„Können uns keine Lehrer backen“

Sekundarschule Dähre: Unterrichtsversorgung bleibt schlecht

Die Sekundarschule in Dähre hat immer noch zu wenig Lehrer. Die Unterrichtsversorgung liege zwischen 70 und 80 Prozent, sagte Schulleiterin Ines Kausch.
+
Die Sekundarschule in Dähre hat immer noch zu wenig Lehrer. Die Unterrichtsversorgung liege zwischen 70 und 80 Prozent, sagte Schulleiterin Ines Kausch.

Dähre – Die Unterrichtsversorgung an der Dährer Sekundarschule hat sich noch nicht entscheidend verbessert.

Sie liege derzeit zwischen 70 und 80 Prozent und damit nur wenige Prozent über dem absoluten Tiefpunkt von 68 Prozent zu Beginn des Schuljahres, sagte Schulleiterin Ines Kausch gestern auf AZ-Nachfrage.

Am Montagabend hatte sie im Bildungsausschuss des Altmarkkreises Salzwedel die Gelegenheit, ihre Schule den Ausschussmitgliedern und Gästen, darunter Jürgen Krampe, Referatsleiter im Landesschulamt, vorzustellen. Mit 186 Schülern (zum Halbjahr auch mal 190) sei es „eine relativ kleine Schule“.

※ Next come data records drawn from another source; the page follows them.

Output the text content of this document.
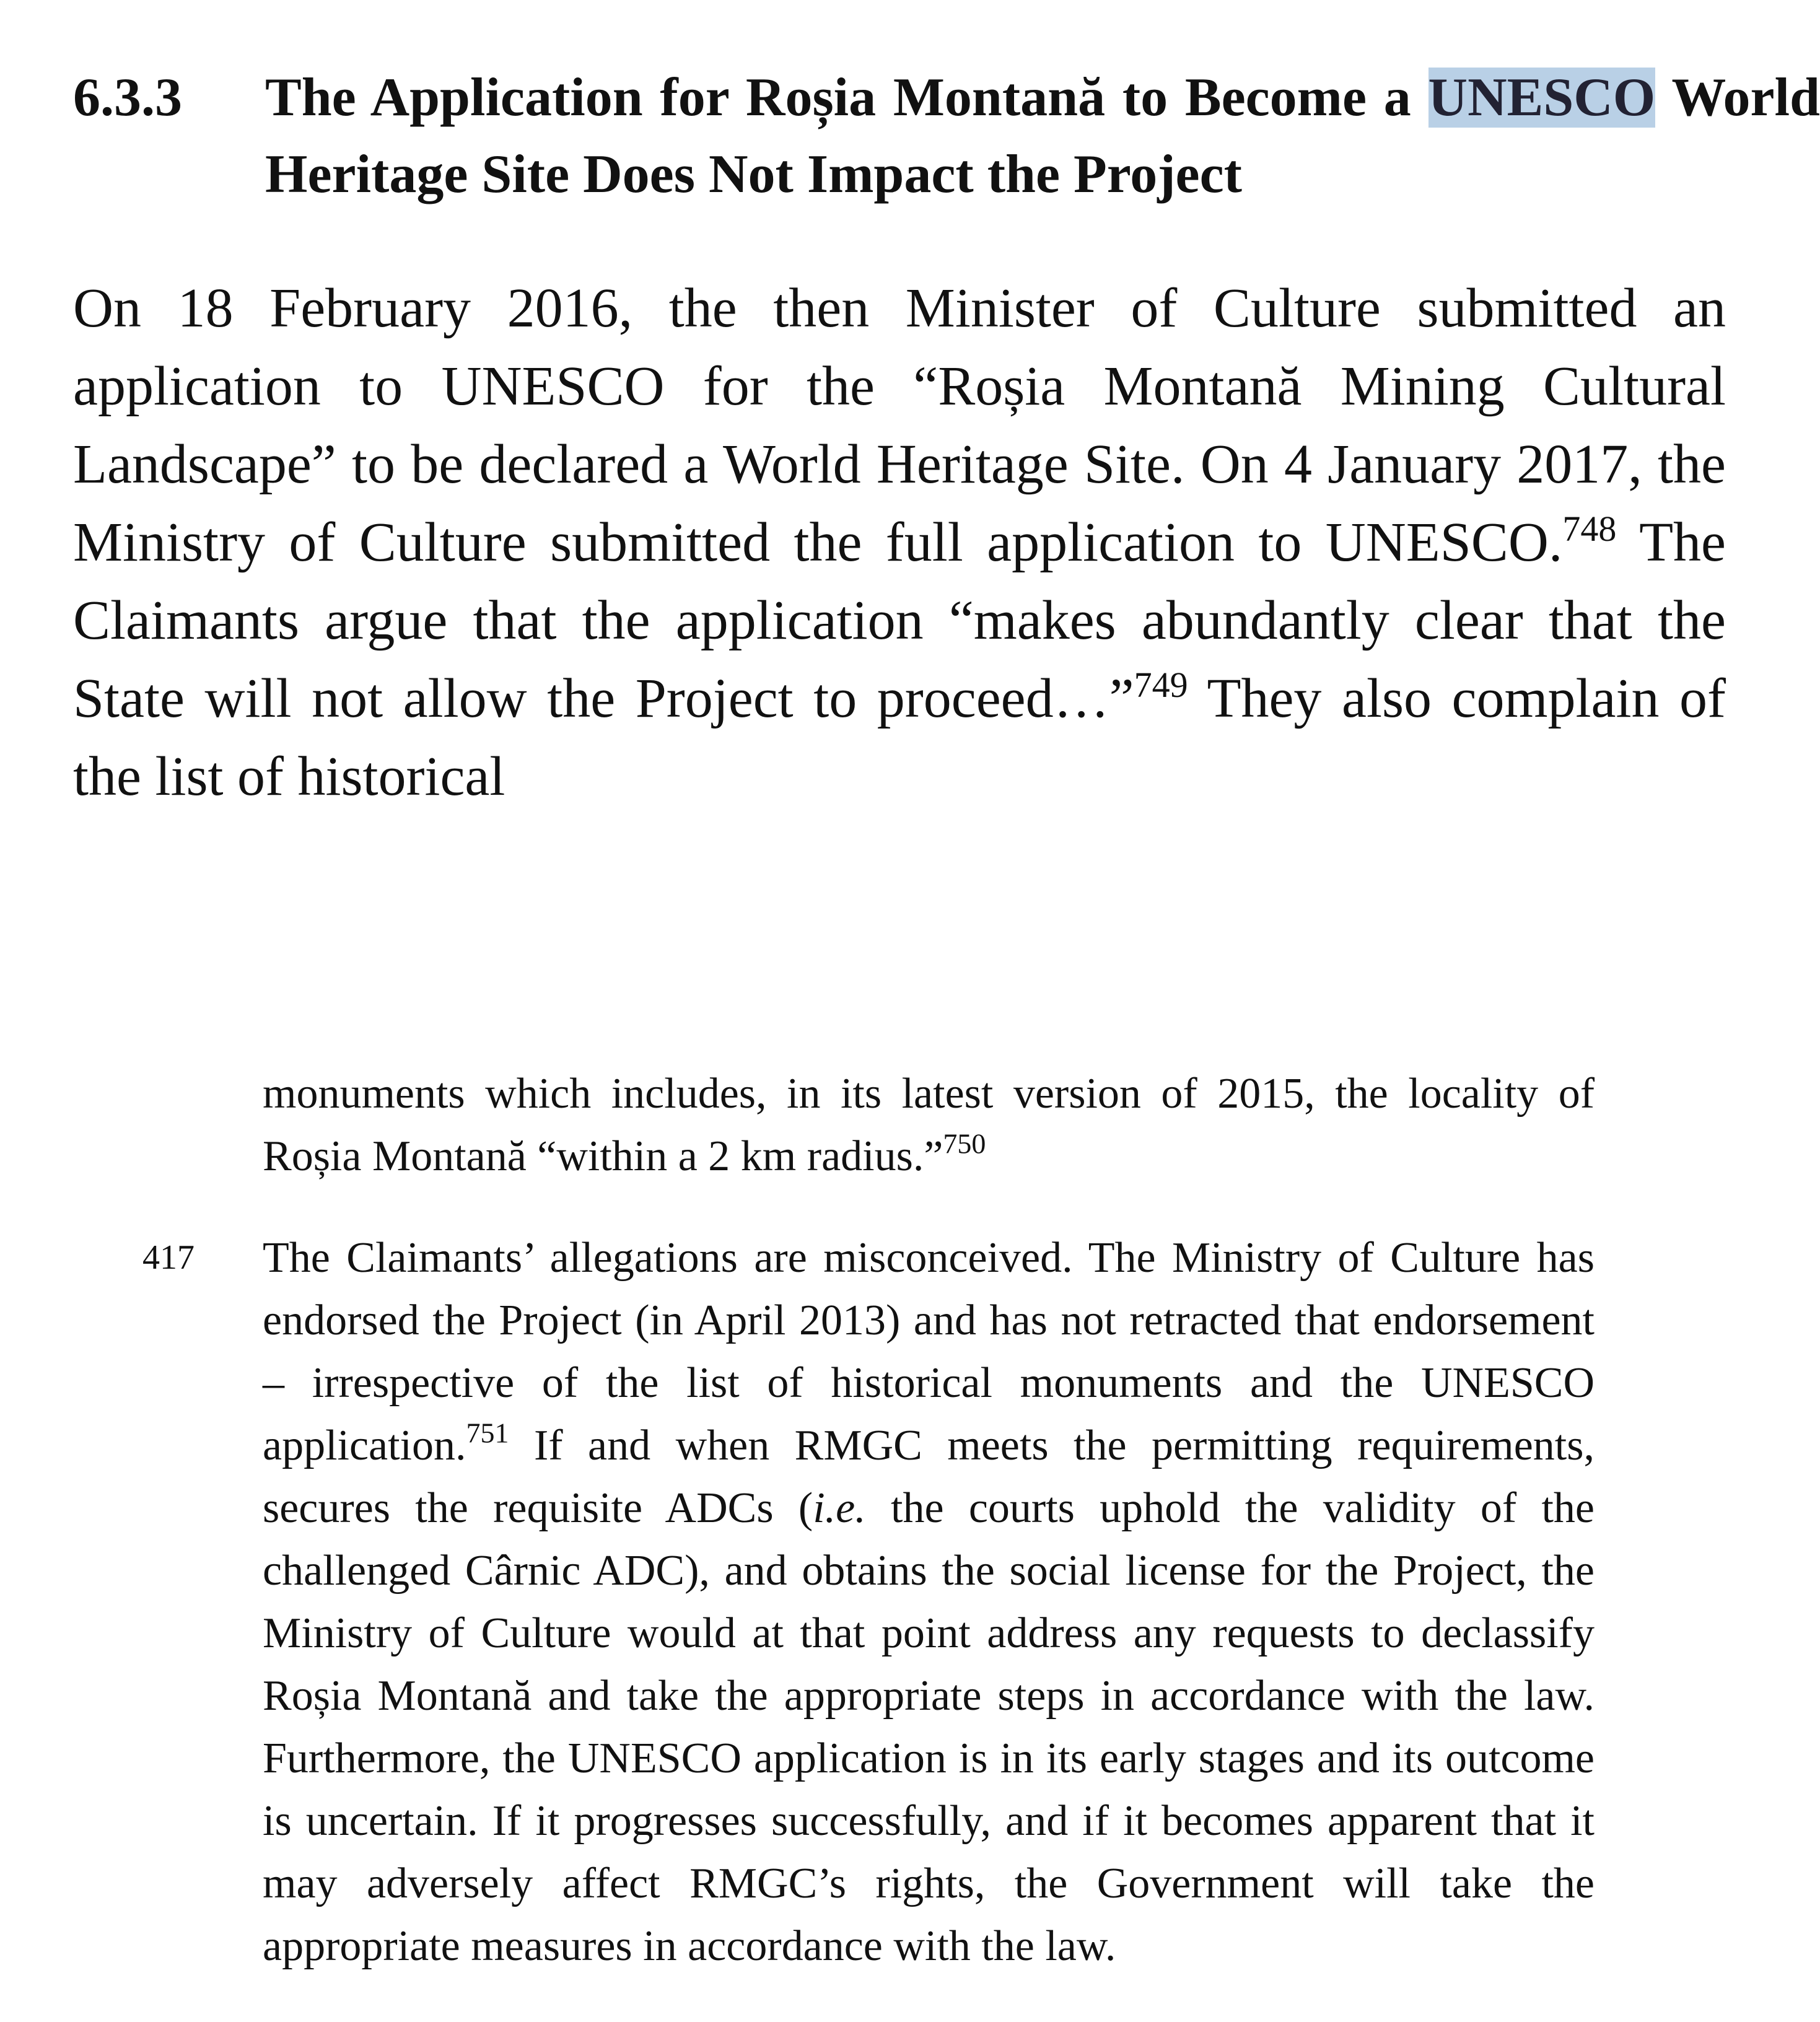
6.3.3 The Application for Roșia Montană to Become a UNESCO World Heritage Site Does Not Impact the Project

On 18 February 2016, the then Minister of Culture submitted an application to UNESCO for the “Roșia Montană Mining Cultural Landscape” to be declared a World Heritage Site. On 4 January 2017, the Ministry of Culture submitted the full application to UNESCO.$^{748}$ The Claimants argue that the application “makes abundantly clear that the State will not allow the Project to proceed…”$^{749}$ They also complain of the list of historical

monuments which includes, in its latest version of 2015, the locality of Roșia Montană “within a 2 km radius.”$^{750}$

417 The Claimants’ allegations are misconceived. The Ministry of Culture has endorsed the Project (in April 2013) and has not retracted that endorsement – irrespective of the list of historical monuments and the UNESCO application.$^{751}$ If and when RMGC meets the permitting requirements, secures the requisite ADCs (i.e. the courts uphold the validity of the challenged Cârnic ADC), and obtains the social license for the Project, the Ministry of Culture would at that point address any requests to declassify Roșia Montană and take the appropriate steps in accordance with the law. Furthermore, the UNESCO application is in its early stages and its outcome is uncertain. If it progresses successfully, and if it becomes apparent that it may adversely affect RMGC’s rights, the Government will take the appropriate measures in accordance with the law.
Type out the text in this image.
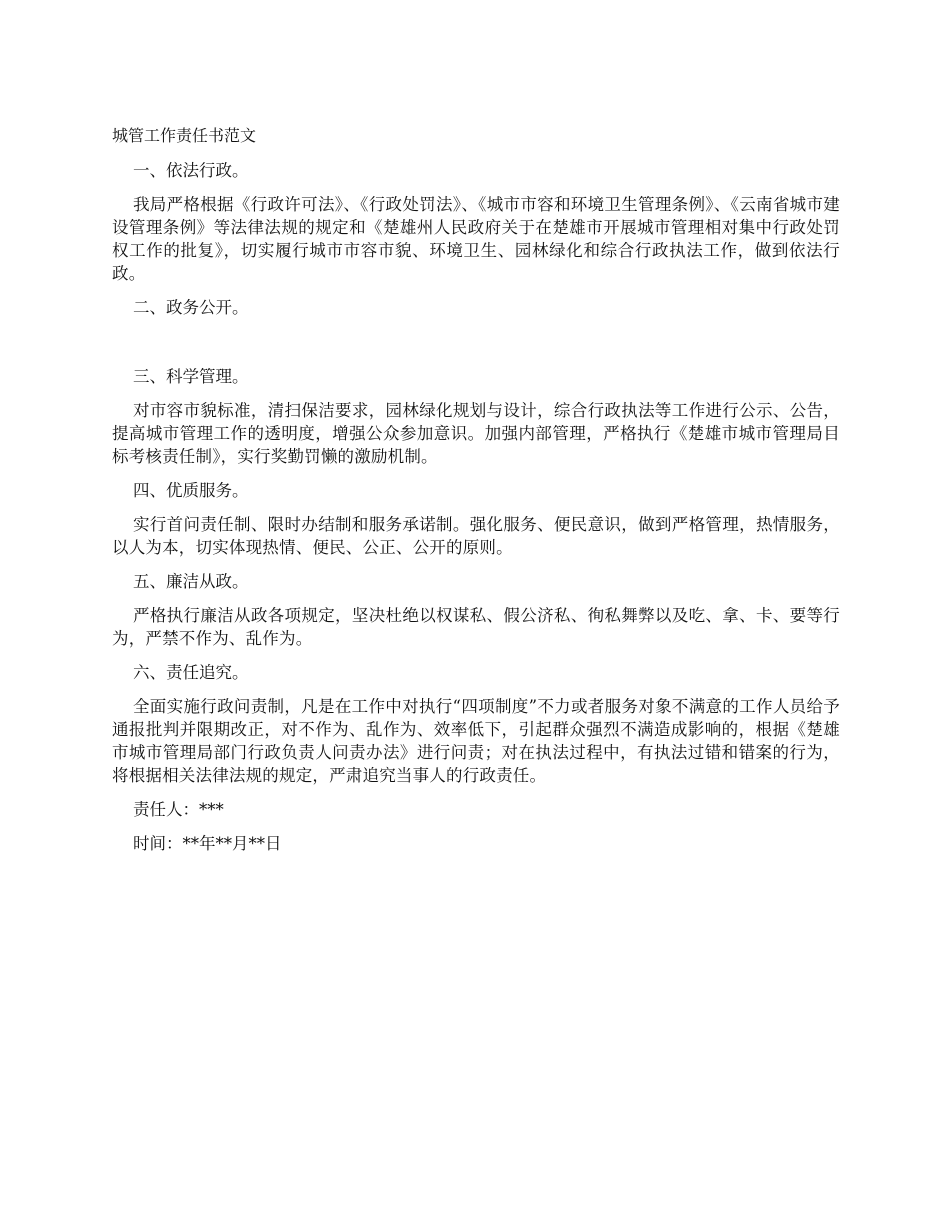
城管工作责任书范文
一、依法行政。
我局严格根据《行政许可法》、《行政处罚法》、《城市市容和环境卫生管理条例》、《云南省城市建设管理条例》等法律法规的规定和《楚雄州人民政府关于在楚雄市开展城市管理相对集中行政处罚权工作的批复》，切实履行城市市容市貌、环境卫生、园林绿化和综合行政执法工作，做到依法行政。
二、政务公开。
三、科学管理。
对市容市貌标准，清扫保洁要求，园林绿化规划与设计，综合行政执法等工作进行公示、公告，提高城市管理工作的透明度，增强公众参加意识。加强内部管理，严格执行《楚雄市城市管理局目标考核责任制》，实行奖勤罚懒的激励机制。
四、优质服务。
实行首问责任制、限时办结制和服务承诺制。强化服务、便民意识，做到严格管理，热情服务，以人为本，切实体现热情、便民、公正、公开的原则。
五、廉洁从政。
严格执行廉洁从政各项规定，坚决杜绝以权谋私、假公济私、徇私舞弊以及吃、拿、卡、要等行为，严禁不作为、乱作为。
六、责任追究。
全面实施行政问责制，凡是在工作中对执行“四项制度”不力或者服务对象不满意的工作人员给予通报批判并限期改正，对不作为、乱作为、效率低下，引起群众强烈不满造成影响的，根据《楚雄市城市管理局部门行政负责人问责办法》进行问责；对在执法过程中，有执法过错和错案的行为，将根据相关法律法规的规定，严肃追究当事人的行政责任。
责任人：***
时间：**年**月**日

Zum Personal gehören laut Kausch 13 Stammkräfte, zwei Gastlehrer und eine Lehrkraft, die stundenweise aus einer Förderschule kommt. Zu den Stammkräften zählen auch zwei Quereinsteiger, die seit Oktober bzw. November an der Bildungseinrichtung tätig sind. „Sie zeigen eine hohe Motivation und Einsatzbereitschaft“, lobte Ines Kausch ihre neuen Kollegen. Der eine Quereinsteiger kompensiere eine langzeiterkrankte Lehrerin, die demnächst in Rente gehe. Eine weitere Kollegin komme zwar aus der Elternzeit zurück, aber dafür gehe ihre Vertretung wieder, erklärte Kausch. „Wir müssen mit dem arbeiten, was wir haben“, stellte sie ernüchtert fest.

Die Sekundarschule versuche alles Mögliche, um neue Lehrer zu gewinnen. „Wir machen schon viel Außenwerbung. Und gerade die jüngeren Kollegen nutzen ihre Kontakte“, sagte Kausch. Denn vieles laufe über Mundpropaganda.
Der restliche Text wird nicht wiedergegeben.